現在アメリカ村と呼ばれている地域は西心斎橋1丁目、2丁目付近を表しますが、昔は「炭屋町」という名前でした。
江戸時代に四国から大阪湾を渡って炭が運ばれ、道頓堀を遡ってこの地域に集積されたことからこの名が付いたと言われています。
1970年代になって、もともと心斎橋のファッション店の倉庫街や貸事務所、駐車場などが多かったこの地域を改装してアメリカ村が出来たそうです。

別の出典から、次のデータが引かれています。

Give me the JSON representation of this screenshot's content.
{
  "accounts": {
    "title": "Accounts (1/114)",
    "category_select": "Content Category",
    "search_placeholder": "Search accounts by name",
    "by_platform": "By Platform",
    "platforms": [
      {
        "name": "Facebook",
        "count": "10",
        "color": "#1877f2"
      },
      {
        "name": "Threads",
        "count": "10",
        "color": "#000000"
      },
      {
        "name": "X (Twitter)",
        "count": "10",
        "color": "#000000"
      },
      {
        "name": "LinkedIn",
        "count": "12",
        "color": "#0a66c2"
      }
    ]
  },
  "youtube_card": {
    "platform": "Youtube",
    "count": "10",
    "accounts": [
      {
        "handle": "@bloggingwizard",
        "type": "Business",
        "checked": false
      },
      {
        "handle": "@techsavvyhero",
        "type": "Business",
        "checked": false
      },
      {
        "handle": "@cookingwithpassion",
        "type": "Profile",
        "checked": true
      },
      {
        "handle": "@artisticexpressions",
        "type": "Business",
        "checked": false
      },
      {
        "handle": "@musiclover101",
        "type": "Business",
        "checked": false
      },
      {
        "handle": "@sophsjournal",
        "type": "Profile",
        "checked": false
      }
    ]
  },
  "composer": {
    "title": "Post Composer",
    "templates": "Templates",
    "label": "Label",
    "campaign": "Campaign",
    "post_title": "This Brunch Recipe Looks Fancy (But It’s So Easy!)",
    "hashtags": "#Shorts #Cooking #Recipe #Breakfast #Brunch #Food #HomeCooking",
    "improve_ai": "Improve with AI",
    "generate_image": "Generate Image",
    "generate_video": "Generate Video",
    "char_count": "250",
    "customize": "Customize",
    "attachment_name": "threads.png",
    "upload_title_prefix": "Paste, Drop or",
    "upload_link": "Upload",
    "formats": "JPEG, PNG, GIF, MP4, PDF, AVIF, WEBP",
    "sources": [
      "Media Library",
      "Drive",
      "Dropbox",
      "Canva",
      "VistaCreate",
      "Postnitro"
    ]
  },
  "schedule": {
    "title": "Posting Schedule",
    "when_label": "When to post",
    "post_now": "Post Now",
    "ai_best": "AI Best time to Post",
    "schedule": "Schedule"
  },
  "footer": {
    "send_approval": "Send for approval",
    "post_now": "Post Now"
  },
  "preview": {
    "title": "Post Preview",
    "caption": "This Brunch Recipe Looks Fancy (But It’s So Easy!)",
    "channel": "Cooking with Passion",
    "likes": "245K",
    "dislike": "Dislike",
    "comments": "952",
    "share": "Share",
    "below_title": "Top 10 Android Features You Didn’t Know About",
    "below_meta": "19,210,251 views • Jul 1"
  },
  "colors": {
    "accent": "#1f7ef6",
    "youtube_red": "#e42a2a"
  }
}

倉庫の衣類を虫干しするため窓を開放していたところ、干してある商品を立ち寄った若者が欲しがり、それから噂が広まって現在のアメリカ村になったと言われています。
1972年にプレイガイドジャーナルという大阪のタウン誌が開催したイベント「アメリカ村夏の陣」でアメリカ村という呼称が使われ、次第に定着するようになったと言われています。
大阪に居ながらアメリカ西海岸地方などの衣料を購入できる、というのが名前の由来だそうですが、今となっては必ずしもアメリカにこだわっているとは言えない多種多様な文化やファッションが世界中から集められていると言えるでしょう。
若者のファッションが多様化する時代背景の中で、アメリカ村を利用する人のニーズも変化し、それに伴ってアメリカ村の存在意義や内容も時代とともに変化してきているというところでしょうか。